Informed by COACHE data, a greater focus has also been put on work/life balance policies in recent years, resulting in steady improvement in faculty satisfaction with programs, including a novel dependent deans and department heads to better engage with the data through a dashboard for departments and colleges to be able to compare their data over the last three cycles. At the department level, data is often being parsed year by year, with department chairs being able to identify specific actions that led to results. “How people are using the data — outside of our office — is fascinating, surprising, inspiring. Faculty are really trying to find the answers in this data. Watching them make sense of this data and what it is doing in their department is much more noticeable than what we are seeing at the university level, and that’s amazing to experience,” says Dr. Gabriele. Deep partnership fosters continuous improvement Dr. Rachel Gabriele care travel grant to address childcare concerns in the school’s rural location. The program is an outcome of digging into survey comments from faculty as well as continued conversations, which have led to the program being broadened to encompass care giving. 

“In addition to the valuable benefit it provides [to faculty], the signal it sends about the support the university is trying to give — trying to remove barriers so our faculty go and be awesome — is really important,” says Dr. Gabriele. 
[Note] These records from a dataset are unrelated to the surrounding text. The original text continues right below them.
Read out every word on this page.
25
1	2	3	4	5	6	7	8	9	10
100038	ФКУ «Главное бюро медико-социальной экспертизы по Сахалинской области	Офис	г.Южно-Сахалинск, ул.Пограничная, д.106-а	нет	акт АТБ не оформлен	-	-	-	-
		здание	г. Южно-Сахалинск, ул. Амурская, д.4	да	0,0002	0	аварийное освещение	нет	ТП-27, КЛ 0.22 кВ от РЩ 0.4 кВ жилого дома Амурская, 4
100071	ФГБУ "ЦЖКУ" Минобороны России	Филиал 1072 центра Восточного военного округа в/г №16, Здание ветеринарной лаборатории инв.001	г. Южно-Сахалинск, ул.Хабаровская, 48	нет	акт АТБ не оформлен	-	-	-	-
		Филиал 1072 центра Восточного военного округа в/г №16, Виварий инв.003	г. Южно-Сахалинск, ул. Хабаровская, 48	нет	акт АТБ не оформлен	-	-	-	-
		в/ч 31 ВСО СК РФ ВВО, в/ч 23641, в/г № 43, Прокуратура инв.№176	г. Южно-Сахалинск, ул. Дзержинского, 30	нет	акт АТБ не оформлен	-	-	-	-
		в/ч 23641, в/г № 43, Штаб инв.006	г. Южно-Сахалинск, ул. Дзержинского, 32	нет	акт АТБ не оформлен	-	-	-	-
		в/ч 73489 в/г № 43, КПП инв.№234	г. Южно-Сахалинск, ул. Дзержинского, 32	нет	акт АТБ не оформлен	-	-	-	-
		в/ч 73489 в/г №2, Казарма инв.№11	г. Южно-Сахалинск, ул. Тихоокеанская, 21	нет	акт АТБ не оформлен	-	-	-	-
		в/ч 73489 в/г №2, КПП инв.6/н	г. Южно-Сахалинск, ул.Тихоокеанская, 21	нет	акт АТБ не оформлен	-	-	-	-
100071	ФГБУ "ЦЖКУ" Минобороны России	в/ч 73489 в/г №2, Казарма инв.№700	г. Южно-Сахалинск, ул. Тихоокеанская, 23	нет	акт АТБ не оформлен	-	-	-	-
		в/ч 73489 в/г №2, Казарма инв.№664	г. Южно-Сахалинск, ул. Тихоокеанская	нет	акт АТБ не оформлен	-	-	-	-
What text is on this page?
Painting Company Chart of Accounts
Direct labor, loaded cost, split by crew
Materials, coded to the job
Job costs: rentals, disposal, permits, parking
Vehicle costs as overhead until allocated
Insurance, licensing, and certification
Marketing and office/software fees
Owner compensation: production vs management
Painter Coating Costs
With the data at the university level proving so valuable, Virginia Tech provides opportunities for deans and department heads to better engage with the data through a dashboard for departments and colleges to be able to compare their data over the last three cycles. At the department level, data is often being parsed year by year, with department chairs being able to identify specific actions that led to results. 

“How people are using the data — outside of our office — is fascinating, surprising, inspiring. Faculty are really trying to find the answers in this data. Watching them make sense of this data and what it is doing in their department is much more noticeable than what we are seeing at the university level, and that’s amazing to experience,” says Dr. Gabriele. 

Deep partnership fosters continuous improvement 

Virginia Tech was an early partner of COACHE, and continues to develop and apply best practices — in both administering the survey and acting on the results. Over its many years of partnership with COACHE, Virginia Tech has benefited from and contributed to the COACHE community of practice, through COACHE’s strategy workshops and other one-on-one conversations with institutional peers. Virginia Tech was also among the first to participate in the COACHE Faculty Retention and Exit Survey, seeking out additional information to add to its databased insights that help leaders to continue to improve the faculty experience. 

Dr. Gabriele is already looking toward the future with COACHE, commenting on the close partnership that exists beyond the surveys themselves. “COACHE knows Virginia Tech and what our interests are. When new opportunities are popping up or there are new ways of looking at something that would benefit us, they know when to reach out to us.”